My rationale is that 5.7, for external users, has this mode enabled by default, and we should be compatible with it. Enforcing it would be a second thought. But given the past experiences, I think it would fix more issues than it break things.

Let's give a chance to beta, which should be stricter than production, and not the other way round!

I have myself have no idea how to enable strict mode / which part of puppet config files have to be tweaked. The beta cluster database are also still running on Precise instance and MariaDB 5.5 , we might want to migrate them to migrate them to Jessie and MariaDB 5.10 first (that is T138778)

This is not blocked by that- it only needs to be enabled on config (see my comment on the child ticket).

Thanks @Huji for noting the SecurePoll strict mode problems (T147875).

I'll note this task still seems to be unassigned. @hashar, is the Beta cluster running in strict mode?

The beta cluster databases have been migrated to Jessie / MariaDB 5.10 T138778 and their config file is https://github.com/wikimedia/operations-puppet/blob/d3a05afd154/templates/mariadb/beta.my.cnf.erb

On beta I would guess it is about setting $wgSQLMode via operations/mediawiki-config , maybe that already has been done. For CI the task is T119371.

I am lurking on this task but reasonably have zero free time to lead the effort.

https://gerrit.wikimedia.org/r/#/c/429386/ would enable sql_mode = TRADITIONAL via includes/DevelopmentSettings.php which is loaded by CI. Tracked by sub task T119371.

The need from Wikimedia-Rdbms was to add the option and any additional support. I believe that part is done. (Ideally that would've been a subtask, but alas, better next time.)

Joe changed the task status from Open to Stalled.Mar 20 2023, 11:17 AM
Joe lowered the priority of this task from Medium to Low.
Joe added a subscriber: Joe.

I fail to see how this task is related to incident followup, or sustainability. So removing the tag. Adding the sprint week tag as I was triaging this task for the SRE sprint week.

Additionally, given the low activity:

  • Set as stalled
  • Lower priority.

Additionally: strict mode is on by default since mariadb 10.2, this has nothing to do with production usage at this point. Maybe another task should be opened?

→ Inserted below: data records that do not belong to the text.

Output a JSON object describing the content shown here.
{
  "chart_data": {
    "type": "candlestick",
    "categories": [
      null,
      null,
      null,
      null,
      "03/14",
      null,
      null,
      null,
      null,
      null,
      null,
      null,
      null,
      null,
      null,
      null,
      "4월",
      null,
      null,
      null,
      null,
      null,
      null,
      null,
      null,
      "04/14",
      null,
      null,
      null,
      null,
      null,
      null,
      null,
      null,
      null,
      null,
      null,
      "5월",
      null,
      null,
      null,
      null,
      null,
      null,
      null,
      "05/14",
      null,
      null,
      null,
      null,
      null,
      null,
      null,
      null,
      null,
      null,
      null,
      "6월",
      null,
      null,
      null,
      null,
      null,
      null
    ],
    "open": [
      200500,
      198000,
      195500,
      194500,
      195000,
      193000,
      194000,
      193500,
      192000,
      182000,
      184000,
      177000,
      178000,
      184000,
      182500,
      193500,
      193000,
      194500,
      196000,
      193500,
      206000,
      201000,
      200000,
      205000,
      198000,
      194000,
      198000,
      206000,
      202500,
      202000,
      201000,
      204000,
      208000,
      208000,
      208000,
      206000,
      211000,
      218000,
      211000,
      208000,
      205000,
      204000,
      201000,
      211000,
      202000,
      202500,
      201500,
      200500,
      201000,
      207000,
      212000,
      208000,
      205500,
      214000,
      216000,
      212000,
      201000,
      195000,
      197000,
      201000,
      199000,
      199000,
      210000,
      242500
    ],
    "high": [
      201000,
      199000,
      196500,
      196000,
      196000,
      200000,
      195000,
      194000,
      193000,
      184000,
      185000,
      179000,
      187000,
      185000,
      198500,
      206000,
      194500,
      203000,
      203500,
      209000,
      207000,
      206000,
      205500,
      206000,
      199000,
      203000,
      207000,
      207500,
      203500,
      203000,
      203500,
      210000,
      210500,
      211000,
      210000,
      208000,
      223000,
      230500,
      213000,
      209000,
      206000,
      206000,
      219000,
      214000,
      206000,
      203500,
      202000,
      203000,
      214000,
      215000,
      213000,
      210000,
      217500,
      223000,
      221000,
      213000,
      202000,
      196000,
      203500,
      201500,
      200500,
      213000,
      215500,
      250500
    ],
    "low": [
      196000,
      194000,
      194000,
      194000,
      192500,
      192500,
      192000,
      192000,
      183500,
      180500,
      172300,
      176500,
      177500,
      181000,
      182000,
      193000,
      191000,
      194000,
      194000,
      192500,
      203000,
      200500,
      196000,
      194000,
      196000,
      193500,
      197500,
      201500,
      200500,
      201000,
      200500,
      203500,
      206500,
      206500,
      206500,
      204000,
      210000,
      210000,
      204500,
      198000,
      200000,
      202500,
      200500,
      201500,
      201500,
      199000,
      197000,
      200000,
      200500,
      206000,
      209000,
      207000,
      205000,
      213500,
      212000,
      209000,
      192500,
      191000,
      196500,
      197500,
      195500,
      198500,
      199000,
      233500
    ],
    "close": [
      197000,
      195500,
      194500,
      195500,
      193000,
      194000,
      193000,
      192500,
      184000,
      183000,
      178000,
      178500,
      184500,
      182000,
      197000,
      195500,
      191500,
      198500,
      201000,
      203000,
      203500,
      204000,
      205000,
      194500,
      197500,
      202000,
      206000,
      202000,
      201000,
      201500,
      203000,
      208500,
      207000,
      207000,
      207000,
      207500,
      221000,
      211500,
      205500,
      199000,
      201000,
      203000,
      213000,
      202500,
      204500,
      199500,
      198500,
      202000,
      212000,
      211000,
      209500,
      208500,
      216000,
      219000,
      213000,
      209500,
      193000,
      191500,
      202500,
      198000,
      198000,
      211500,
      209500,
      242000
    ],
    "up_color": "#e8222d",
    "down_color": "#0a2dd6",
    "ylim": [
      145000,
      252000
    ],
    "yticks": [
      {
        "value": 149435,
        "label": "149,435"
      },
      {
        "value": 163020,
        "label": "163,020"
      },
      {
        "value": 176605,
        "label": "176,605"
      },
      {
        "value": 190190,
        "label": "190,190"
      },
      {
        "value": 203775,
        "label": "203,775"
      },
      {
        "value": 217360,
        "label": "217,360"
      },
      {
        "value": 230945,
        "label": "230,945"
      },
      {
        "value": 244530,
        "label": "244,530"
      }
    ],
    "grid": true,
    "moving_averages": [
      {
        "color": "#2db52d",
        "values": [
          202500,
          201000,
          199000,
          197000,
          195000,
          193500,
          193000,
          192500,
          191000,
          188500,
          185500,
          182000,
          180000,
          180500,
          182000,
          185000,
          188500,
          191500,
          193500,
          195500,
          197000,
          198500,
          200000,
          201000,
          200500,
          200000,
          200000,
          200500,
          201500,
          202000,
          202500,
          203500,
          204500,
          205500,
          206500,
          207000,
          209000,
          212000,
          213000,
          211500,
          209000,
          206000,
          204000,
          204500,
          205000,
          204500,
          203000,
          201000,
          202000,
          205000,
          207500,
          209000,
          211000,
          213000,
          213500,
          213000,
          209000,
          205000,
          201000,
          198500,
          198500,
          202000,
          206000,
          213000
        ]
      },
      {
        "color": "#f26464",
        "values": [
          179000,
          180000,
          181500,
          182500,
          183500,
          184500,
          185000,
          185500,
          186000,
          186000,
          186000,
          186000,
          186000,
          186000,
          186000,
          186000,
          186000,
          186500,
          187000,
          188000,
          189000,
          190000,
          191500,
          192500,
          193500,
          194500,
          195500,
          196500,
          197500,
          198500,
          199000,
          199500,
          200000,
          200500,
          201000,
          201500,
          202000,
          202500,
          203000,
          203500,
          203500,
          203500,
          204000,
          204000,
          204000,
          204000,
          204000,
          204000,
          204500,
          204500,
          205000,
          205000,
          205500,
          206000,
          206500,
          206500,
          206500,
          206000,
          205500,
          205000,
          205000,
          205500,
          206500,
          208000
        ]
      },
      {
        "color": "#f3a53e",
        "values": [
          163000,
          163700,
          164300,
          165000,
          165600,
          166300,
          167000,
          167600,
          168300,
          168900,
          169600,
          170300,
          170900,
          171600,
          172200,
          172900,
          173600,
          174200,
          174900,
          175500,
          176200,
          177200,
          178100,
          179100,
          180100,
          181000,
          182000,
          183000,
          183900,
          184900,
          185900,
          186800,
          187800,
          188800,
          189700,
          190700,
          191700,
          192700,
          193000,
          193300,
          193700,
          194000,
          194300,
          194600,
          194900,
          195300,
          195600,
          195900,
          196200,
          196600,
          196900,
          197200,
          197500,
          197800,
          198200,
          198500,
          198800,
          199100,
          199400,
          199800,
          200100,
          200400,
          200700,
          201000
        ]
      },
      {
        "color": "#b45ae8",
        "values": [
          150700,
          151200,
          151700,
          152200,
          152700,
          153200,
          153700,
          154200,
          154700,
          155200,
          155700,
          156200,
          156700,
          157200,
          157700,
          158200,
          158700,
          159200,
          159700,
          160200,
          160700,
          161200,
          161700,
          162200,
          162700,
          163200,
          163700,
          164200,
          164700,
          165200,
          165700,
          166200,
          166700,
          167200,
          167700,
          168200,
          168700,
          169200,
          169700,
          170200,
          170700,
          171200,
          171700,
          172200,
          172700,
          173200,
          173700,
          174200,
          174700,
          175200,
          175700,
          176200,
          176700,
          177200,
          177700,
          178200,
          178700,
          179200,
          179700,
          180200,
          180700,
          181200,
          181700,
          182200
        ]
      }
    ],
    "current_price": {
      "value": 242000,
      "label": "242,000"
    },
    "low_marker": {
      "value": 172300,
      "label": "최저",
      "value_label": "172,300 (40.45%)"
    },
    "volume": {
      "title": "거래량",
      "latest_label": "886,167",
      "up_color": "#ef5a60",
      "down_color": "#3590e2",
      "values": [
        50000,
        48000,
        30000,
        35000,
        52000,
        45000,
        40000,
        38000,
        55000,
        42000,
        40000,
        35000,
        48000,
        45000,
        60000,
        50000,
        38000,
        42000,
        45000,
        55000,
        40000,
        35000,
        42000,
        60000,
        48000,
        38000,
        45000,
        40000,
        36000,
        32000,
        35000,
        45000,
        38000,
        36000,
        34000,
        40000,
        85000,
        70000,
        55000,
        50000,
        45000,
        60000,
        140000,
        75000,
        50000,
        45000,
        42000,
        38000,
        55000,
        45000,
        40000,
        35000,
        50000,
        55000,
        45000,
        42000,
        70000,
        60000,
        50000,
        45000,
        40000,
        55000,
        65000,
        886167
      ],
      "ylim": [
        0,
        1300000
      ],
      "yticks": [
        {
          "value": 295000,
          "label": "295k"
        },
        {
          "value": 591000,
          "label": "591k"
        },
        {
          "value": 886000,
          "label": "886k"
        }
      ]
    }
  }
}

I fail to see how this task is related to incident followup, or sustainability. So removing the tag. Adding the sprint week tag as I was triaging this task for the SRE sprint week.

I want to remember this was detected as a mitigation to a MW incident/bug in which, if the flag was enabled on testing, the issue would have been caught earlier. But I don't remember the details.

Additionally: strict mode is on by default since mariadb 10.2, this has nothing to do with production usage at this point. Maybe another task should be opened?

I believe ONLY_FULL_GROUP_BY is not enabled, which was part of the above scope. Strict is technically only STRICT_TRANS_TABLES.